Accusations de malversations
La semaine dernière, M. Babis a donc annoncé qu’il allait transférer les activités d’Agrofert au sein d’une structure indépendante, une décision dont M. Pavel s’est déclaré satisfait, même si l’absence de détails suscite des interrogations compte tenu du passif du milliardaire. Les accusations de malversations le concernant sont, en effet, tenaces, et ses adversaires lui reprochent de confondre les intérêts de la République tchèque avec ceux de son groupe.
M. Babis est toujours confronté à des poursuites pour fraude aux subventions européennes en 2007, des accusations qu’il rejette. Il a également dû faire face aux accusations d’avoir été un agent de la police secrète communiste dans les années 1980, ce qu’il dément obstinément.
Son équipe gouvernementale doit encore recevoir l’approbation de M. Pavel. La figure controversée de La Voix des automobilistes, Filip Turek, pressenti pour le portefeuille de l’environnement, ne figurait pas sur la liste qu’il a présentée mardi. M. Turek fait l’objet d’une enquête pour violences domestiques et viol, à la suite d’une plainte déposée par une ancienne compagne. Il a également fait l’objet d’une enquête de police pour avoir fait des saluts nazis, mais celle-ci a été classée sans suite.









12 commentaires
Un retour au pouvoir de Babis pourrait-il relancer les projets miniers controversés, comme ceux des gisbiers d’uranium en Bohême ?
Le retour d’Andrej Babis au pouvoir pourrait effectivement influencer les relations de la République tchèque avec l’UE, surtout sur la question de l’aide à l’Ukraine. Sa rhétorique ‘trumpiste’ laisse présager des tensions politiques.
Reste à voir comment il conciliera ses promesses sociales avec la réalité économique de son pays.
Son discours eurosceptique pourrait aussi affecter les politiques énergétiques et minières de l’UE, secteurs où la Tchéquie a des intérêts stratégiques.
La République tchèque est un producteur important de lithium. Babis doit-il s’attendre à des pressions de l’UE pour accélérer l’exploitation de ce métal critique ?
Son programme sociaux est ambitieux, mais quel financement ? Les taxes sur les mines ou les industriels pourraient être augmentées pour combler le déficit.
Un gouvernement plus eurosceptique en République tchèque pourrait compliquer les accords énergétiques avec l’UE. Les investissements dans les projets miniers locaux pourraient en souffrir.
Son appel à réduire l’aide à l’Ukraine pourrait aussi affecter les exportations tchèques de métaux stratégiques, vitales pour l’industrie de guerre ukrainienne.
Intéressant de voir comment Babis va gérer les relations avec la Russie, un partenaire historique sur le plan énergétique, malgré les tensions géopolitiques.
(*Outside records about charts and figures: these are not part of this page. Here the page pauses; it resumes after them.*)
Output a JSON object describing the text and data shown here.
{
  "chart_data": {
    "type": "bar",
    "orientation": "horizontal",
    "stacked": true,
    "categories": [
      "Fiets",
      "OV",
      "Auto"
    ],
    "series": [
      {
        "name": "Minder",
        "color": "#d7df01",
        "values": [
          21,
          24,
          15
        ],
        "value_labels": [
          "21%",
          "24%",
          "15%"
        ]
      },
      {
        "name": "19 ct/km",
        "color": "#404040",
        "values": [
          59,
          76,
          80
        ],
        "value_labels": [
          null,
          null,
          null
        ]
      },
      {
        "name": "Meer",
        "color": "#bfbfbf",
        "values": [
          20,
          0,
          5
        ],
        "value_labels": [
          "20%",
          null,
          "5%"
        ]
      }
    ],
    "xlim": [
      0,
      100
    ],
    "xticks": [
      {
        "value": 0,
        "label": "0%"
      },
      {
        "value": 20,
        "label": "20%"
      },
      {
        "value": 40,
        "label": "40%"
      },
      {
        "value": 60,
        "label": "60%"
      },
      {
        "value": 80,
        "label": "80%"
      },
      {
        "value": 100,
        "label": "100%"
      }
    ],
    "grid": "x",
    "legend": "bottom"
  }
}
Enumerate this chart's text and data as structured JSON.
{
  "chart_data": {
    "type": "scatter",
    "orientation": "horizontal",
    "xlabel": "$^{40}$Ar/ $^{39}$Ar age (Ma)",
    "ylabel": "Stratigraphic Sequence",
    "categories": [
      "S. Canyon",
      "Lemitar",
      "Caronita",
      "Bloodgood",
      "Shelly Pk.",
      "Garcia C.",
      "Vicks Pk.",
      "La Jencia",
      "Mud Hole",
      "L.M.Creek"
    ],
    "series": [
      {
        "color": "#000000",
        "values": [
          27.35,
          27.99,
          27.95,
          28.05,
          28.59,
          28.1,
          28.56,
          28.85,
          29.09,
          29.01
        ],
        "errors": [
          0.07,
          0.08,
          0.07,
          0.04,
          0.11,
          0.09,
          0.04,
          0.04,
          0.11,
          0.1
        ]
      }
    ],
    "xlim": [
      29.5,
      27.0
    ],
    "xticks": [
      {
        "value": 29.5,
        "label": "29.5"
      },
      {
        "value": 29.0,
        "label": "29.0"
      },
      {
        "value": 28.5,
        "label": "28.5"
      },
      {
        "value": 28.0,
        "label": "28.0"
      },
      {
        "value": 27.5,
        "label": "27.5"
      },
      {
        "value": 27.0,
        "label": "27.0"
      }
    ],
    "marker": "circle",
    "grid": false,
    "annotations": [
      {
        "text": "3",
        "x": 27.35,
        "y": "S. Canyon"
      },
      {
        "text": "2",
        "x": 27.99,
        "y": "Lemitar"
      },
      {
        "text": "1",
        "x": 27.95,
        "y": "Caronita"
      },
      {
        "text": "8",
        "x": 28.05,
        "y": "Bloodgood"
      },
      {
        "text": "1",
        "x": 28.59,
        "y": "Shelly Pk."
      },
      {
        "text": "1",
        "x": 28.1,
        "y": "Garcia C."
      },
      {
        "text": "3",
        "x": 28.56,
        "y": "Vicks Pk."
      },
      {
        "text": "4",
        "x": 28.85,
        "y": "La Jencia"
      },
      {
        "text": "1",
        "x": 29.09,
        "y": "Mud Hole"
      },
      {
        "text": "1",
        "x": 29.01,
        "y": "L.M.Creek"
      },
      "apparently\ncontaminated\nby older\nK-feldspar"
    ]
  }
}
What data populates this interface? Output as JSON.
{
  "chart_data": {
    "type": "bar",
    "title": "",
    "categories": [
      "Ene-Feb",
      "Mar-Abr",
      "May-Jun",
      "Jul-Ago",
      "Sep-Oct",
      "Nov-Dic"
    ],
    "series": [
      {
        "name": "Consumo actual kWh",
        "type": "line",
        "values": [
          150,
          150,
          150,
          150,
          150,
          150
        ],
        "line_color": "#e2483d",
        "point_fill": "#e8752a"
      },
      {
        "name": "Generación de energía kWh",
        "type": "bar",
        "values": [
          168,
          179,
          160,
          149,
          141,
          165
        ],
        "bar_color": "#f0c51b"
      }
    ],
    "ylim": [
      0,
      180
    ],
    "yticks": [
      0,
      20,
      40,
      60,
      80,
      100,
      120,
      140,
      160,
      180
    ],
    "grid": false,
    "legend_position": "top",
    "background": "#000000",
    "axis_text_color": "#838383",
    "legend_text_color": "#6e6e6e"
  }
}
La dépendance aux énergies fossiles russes reste un sujet sensible en Europe centrale.
Babis a mentionné défendre les intérêts des Tchèques, mais quels secteurs seront prioritaires ? Les mines d’uranium, cruciaux pour l’énergie, pourraient-elles être concernées ?
L’uranium est un enjeu clé, surtout avec les tensions actuelles sur l’approvisionnement énergétique en Europe.